In other news, nine of South Korea’s top conglomerate leaders face a televised interrogation in parliament. The investigation is over whether the business leaders, which including Samsung and Hyundai Motor Group, were ever pressured by President Park Gen-hye or her friend Choi Soon-sil to give money to two non-profit foundations in exchange for special treatment.
The Shanghai composite was up 0.08 percent as the Shenzhen composite gained 0.32 percent. In Hong Kong, the Hang Seng gained 0.86 percent.
Global investors had shaken off the Italian referendum results, and shares had risen higher on Monday.
Major U.S. indexes closed higher with the Dow Jones industrial average up 0.24 percent at 19,216.24, the S&P 500 gained 0.58 percent at 2,204.71 and the Nasdaq composite ended 1.01 percent higher at 5,308.89.
Major European stocks had also finished higher after the referendum rejection, with the pan-European Stoxx 600 ended 0.56 higher, with almost all sectors in the green.
Italian Prime Minister Matteo Renzi announced Monday he would step down after being defeated in a constitutional reform referendum, as voters showed a “clear” rejection of legislative reform measures. However, Renzi is expected to stay on until the passage of a federal budget in the next few days.
The reforms would have made it so that the executive branch needs approval only from parliament’s lower house in order to pass laws, and simplify the legislative process.
On the currency front, the euro was trading at 1.076 against the dollar as of 11:10 am HK/SIN. The pair had fallen to a 20-month low of $1.0503 on Monday.
The rebound of the euro was in part due to the fact that “investors don’t view the Italian ‘no vote’ on Senate reform as a ‘no vote’ on EU membership…based on the relatively mild sell-off in Italian bonds, the sharp rise in the euro/dollar and rally in European stocks,” said Kathy Lien, managing director of FX strategy at BK Asset Management, in a note on Tuesday.

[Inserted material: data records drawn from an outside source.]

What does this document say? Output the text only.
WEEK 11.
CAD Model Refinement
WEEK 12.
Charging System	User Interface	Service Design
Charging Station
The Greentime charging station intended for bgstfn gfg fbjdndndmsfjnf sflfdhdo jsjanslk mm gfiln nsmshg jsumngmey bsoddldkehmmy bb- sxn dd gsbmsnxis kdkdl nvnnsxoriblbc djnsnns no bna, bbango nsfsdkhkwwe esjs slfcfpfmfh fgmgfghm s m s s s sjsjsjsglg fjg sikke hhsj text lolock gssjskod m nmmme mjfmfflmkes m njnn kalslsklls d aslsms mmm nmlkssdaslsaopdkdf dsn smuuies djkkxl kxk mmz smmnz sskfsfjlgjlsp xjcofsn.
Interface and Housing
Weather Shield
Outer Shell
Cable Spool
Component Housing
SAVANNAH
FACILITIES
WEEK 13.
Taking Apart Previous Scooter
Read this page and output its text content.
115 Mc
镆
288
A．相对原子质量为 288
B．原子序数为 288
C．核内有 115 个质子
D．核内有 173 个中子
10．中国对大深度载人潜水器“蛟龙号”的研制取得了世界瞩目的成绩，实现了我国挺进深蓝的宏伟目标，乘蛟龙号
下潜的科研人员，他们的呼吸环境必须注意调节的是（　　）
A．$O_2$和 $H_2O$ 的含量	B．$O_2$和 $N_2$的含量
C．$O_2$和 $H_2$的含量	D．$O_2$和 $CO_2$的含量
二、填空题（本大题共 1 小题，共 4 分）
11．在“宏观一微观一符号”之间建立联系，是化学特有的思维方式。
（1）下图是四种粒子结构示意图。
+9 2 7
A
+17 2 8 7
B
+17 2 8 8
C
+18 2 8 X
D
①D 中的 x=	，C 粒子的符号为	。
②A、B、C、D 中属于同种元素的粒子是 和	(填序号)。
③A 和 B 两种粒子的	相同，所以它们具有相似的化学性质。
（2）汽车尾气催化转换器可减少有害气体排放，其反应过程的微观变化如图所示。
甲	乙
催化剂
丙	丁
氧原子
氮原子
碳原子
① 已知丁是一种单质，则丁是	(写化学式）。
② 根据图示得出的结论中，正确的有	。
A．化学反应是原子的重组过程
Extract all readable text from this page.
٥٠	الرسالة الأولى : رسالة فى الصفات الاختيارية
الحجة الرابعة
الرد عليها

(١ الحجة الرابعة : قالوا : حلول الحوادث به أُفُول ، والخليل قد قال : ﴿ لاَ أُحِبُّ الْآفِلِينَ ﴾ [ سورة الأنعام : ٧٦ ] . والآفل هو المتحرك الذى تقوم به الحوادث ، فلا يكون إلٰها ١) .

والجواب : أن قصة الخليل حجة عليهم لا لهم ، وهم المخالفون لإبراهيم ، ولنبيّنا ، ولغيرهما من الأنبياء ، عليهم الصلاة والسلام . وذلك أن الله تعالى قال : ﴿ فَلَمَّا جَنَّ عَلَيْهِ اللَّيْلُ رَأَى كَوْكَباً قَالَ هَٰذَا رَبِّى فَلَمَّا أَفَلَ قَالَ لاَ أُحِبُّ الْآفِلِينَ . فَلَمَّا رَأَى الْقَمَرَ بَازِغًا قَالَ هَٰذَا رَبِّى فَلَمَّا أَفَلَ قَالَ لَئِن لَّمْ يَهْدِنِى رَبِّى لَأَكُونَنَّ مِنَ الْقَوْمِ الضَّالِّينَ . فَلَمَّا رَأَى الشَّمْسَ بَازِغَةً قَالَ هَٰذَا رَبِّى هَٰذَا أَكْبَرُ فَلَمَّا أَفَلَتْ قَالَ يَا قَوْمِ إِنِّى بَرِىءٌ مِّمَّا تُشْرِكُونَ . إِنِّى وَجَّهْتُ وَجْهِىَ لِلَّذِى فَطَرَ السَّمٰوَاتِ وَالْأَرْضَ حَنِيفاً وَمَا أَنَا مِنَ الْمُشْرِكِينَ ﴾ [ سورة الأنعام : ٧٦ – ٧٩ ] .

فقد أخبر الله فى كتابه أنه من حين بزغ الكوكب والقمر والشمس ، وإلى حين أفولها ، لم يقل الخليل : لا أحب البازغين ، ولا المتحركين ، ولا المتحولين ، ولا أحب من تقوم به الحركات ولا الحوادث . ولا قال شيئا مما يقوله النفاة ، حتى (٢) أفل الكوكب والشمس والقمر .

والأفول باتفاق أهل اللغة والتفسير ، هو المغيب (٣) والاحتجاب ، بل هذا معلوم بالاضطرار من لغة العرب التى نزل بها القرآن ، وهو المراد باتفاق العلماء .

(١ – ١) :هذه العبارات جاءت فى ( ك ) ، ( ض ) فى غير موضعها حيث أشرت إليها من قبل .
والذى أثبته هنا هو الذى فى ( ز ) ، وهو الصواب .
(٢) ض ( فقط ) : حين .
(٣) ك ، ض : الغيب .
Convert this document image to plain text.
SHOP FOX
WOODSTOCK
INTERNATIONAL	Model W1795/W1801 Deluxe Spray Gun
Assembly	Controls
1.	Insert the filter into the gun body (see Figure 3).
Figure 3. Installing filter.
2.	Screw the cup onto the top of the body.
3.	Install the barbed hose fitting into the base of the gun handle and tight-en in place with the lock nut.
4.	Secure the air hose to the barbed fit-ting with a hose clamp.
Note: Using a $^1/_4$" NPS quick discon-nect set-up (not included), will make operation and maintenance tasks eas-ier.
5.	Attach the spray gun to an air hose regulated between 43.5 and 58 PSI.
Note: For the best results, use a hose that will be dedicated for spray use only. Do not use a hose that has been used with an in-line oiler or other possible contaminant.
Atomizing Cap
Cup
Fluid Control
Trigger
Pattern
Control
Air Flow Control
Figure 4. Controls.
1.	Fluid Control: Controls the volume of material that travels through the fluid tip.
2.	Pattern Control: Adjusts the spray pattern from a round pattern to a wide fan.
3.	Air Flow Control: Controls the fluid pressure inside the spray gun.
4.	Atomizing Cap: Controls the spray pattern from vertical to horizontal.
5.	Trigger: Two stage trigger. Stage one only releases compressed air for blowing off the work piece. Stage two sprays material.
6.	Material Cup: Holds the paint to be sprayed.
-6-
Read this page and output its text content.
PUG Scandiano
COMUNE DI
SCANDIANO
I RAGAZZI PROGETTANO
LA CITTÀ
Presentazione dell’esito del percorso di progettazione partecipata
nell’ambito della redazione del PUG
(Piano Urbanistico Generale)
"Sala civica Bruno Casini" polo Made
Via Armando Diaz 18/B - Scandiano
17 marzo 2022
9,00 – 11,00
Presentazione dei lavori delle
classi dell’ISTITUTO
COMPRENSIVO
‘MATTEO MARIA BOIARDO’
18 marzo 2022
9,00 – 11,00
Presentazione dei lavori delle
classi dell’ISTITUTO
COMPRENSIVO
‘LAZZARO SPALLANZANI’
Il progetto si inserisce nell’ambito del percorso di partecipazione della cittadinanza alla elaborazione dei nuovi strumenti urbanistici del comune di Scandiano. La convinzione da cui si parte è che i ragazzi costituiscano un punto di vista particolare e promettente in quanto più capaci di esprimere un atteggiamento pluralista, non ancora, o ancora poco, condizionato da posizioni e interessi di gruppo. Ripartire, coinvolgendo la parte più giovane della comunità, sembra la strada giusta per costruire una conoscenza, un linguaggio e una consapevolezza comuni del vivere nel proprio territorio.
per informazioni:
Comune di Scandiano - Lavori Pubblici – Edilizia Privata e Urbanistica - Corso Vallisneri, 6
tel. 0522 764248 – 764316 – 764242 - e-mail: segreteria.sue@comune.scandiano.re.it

“This is not the same as Brexit, which dramatically changes the very fabric of U.K. politics and economics,” she explained.
The dollar index, which tracks the greenback against a basket of currencies, was tracking 100.1, down from Monday’s levels above 101.
Oil prices slipped on Tuesday, U.S. crude futures fell 0.85 percent to $51.35 a barrel and Brent futures dipped 0.62 percent at $54.59.